Длинный и тощий корреспондент сгибался едва ли не пополам, целил объективом то снизу, с палубы, то сбоку.

– Еще разок, для истории!

История и впрямь дышала нам в спины. Было 16.47. Если бы мы знали…

Опять отрывистые крики ревунов, боевая тревога. Занимаем «свои» места. Кроме Ермишева и фотокора.

Крейсер опять набирает ход. Над кораблем вытянулся в струну, дрожит брейд-вымпел командира эскадры.

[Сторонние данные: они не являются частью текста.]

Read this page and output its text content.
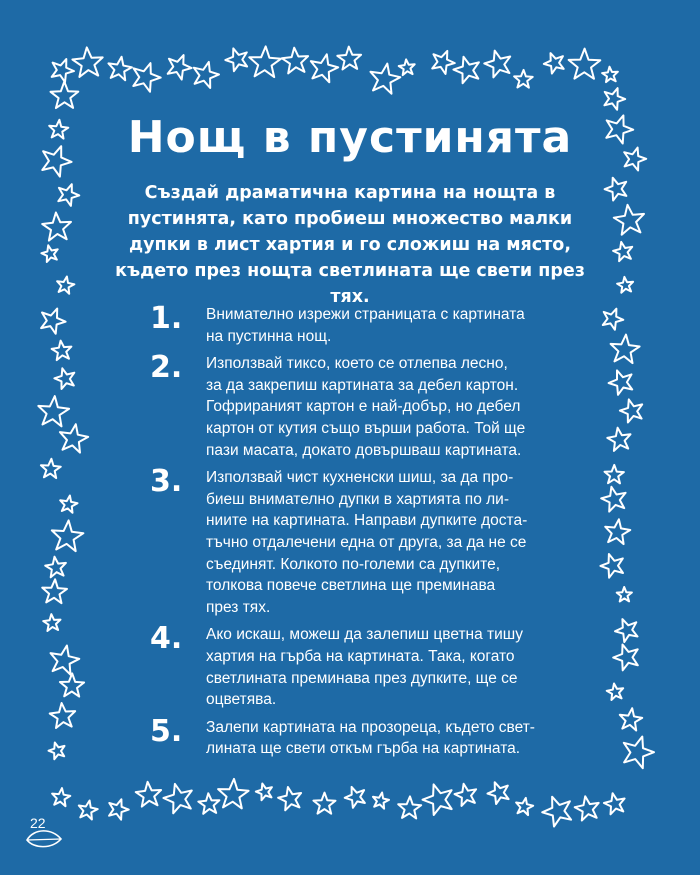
Нощ в пустинята
Създай драматична картина на нощта в пустинята, като пробиеш множество малки дупки в лист хартия и го сложиш на място, където през нощта светлината ще свети през тях.
1.	Внимателно изрежи страницата с картината
на пустинна нощ.
2.	Използвай тиксо, което се отлепва лесно,
за да закрепиш картината за дебел картон.
Гофрираният картон е най-добър, но дебел
картон от кутия също върши работа. Той ще
пази масата, докато довършваш картината.
3.	Използвай чист кухненски шиш, за да про-
биеш внимателно дупки в хартията по ли-
ниите на картината. Направи дупките доста-
тъчно отдалечени една от друга, за да не се
съединят. Колкото по-големи са дупките,
толкова повече светлина ще преминава
през тях.
4.	Ако искаш, можеш да залепиш цветна тишу
хартия на гърба на картината. Така, когато
светлината преминава през дупките, ще се
оцветява.
5.	Залепи картината на прозореца, където свет-
лината ще свети откъм гърба на картината.
22
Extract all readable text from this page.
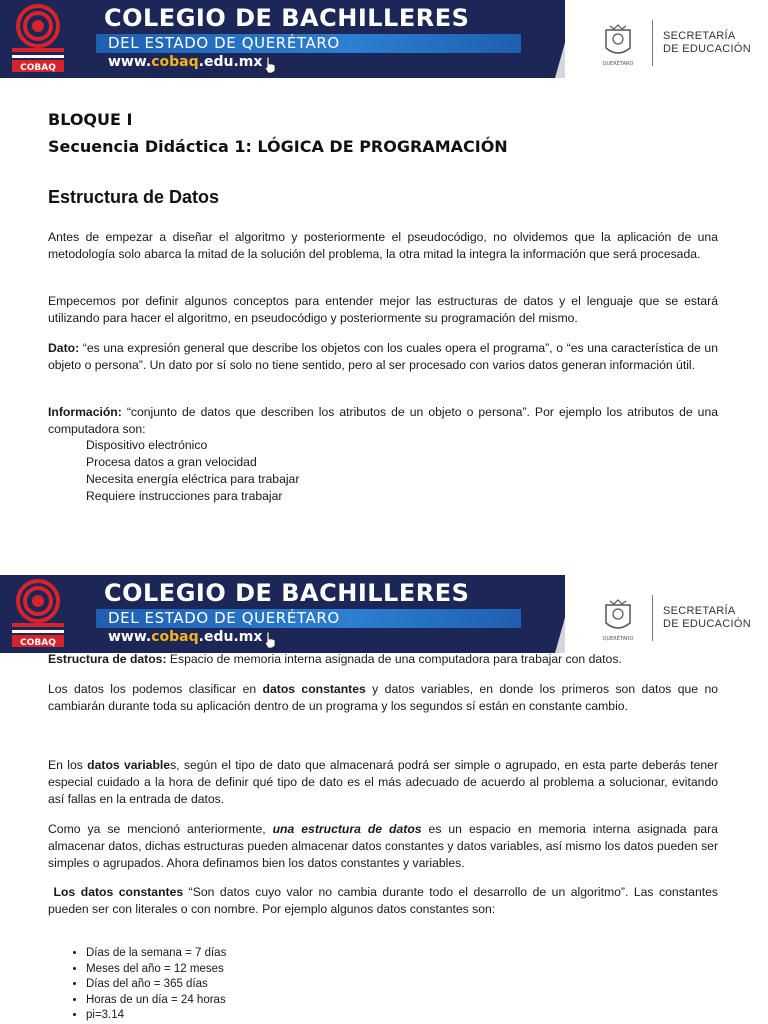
COBAQ
COLEGIO DE BACHILLERES
DEL ESTADO DE QUERÉTARO
www.cobaq.edu.mx	QUERÉTARO
SECRETARÍA
DE EDUCACIÓN
BLOQUE I
Secuencia Didáctica 1: LÓGICA DE PROGRAMACIÓN
Estructura de Datos
Antes de empezar a diseñar el algoritmo y posteriormente el pseudocódigo, no olvidemos que la aplicación de una metodología solo abarca la mitad de la solución del problema, la otra mitad la integra la información que será procesada.
Empecemos por definir algunos conceptos para entender mejor las estructuras de datos y el lenguaje que se estará utilizando para hacer el algoritmo, en pseudocódigo y posteriormente su programación del mismo.
Dato: “es una expresión general que describe los objetos con los cuales opera el programa”, o “es una característica de un objeto o persona”. Un dato por sí solo no tiene sentido, pero al ser procesado con varios datos generan información útil.
Información: “conjunto de datos que describen los atributos de un objeto o persona”. Por ejemplo los atributos de una computadora son:
Dispositivo electrónico
Procesa datos a gran velocidad
Necesita energía eléctrica para trabajar
Requiere instrucciones para trabajar
COBAQ
COLEGIO DE BACHILLERES
DEL ESTADO DE QUERÉTARO
www.cobaq.edu.mx	QUERÉTARO
SECRETARÍA
DE EDUCACIÓN
Estructura de datos: Espacio de memoria interna asignada de una computadora para trabajar con datos.
Los datos los podemos clasificar en datos constantes y datos variables, en donde los primeros son datos que no cambiarán durante toda su aplicación dentro de un programa y los segundos sí están en constante cambio.
En los datos variables, según el tipo de dato que almacenará podrá ser simple o agrupado, en esta parte deberás tener especial cuidado a la hora de definir qué tipo de dato es el más adecuado de acuerdo al problema a solucionar, evitando así fallas en la entrada de datos.
Como ya se mencionó anteriormente, una estructura de datos es un espacio en memoria interna asignada para almacenar datos, dichas estructuras pueden almacenar datos constantes y datos variables, así mismo los datos pueden ser simples o agrupados. Ahora definamos bien los datos constantes y variables.
Los datos constantes “Son datos cuyo valor no cambia durante todo el desarrollo de un algoritmo”. Las constantes pueden ser con literales o con nombre. Por ejemplo algunos datos constantes son:
• Días de la semana = 7 días
• Meses del año = 12 meses
• Días del año = 365 días
• Horas de un día = 24 horas
• pi=3.14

Вот мы на траверзе щита. «Пли!» И – как будто мы на бочке и по ней со всего маху ударили кувалдой – от киля до клотика содрогается гигантское тело крейсера «Бутаков»!

Чем-то черным залепило окна. И не команда – крик вахтенного офицера:

– ЧП в башне, все вниз!

Сознание отключено. Я действую по инерции. Распахиваю дверь мостика и скатываюсь по трапу на главную палубу. Останавливаюсь, жду. На меня валится Соболевский, ему в спину упирается Таня…

Первая попавшаяся дверь не заперта. Мы оказываемся в каюте старпома.

Уже играют аварийную тревогу. Ничего не понимаю. Что за ЧП? Почему в башне?

По коридору топот, что-то волокут. Выбегаю.

Матросы растянули шланг, тащат на палубу. Вот она, стреляющая башня. Носовая, номер два. На нее со всех сторон нацелены шланги. Тугие, шипящие струи со всей силы бьют по раскаленной, со вздувшимися пузырями краски броне. Мичман и еще кто-то повисли на кремальере[10]10
  Кремальера – колесо, часть поворотного устройства, закрывающего дверь.


[Закрыть]
, пытаются повернуть. Вода вдавливает их в железо, они только отфыркиваются и жмут, жмут. Тщетно, дверь заклинило.

Притащили сварочный агрегат, сейчас начнут резать. Бегут санитары. «Носилки, носилки готовьте!»

Меня толкают в спину. Оборачиваюсь. Старший лейтенант, за ним моряк с огнетушителем. Выкаченные глаза, полуоткрытый рот готов сорваться в крике.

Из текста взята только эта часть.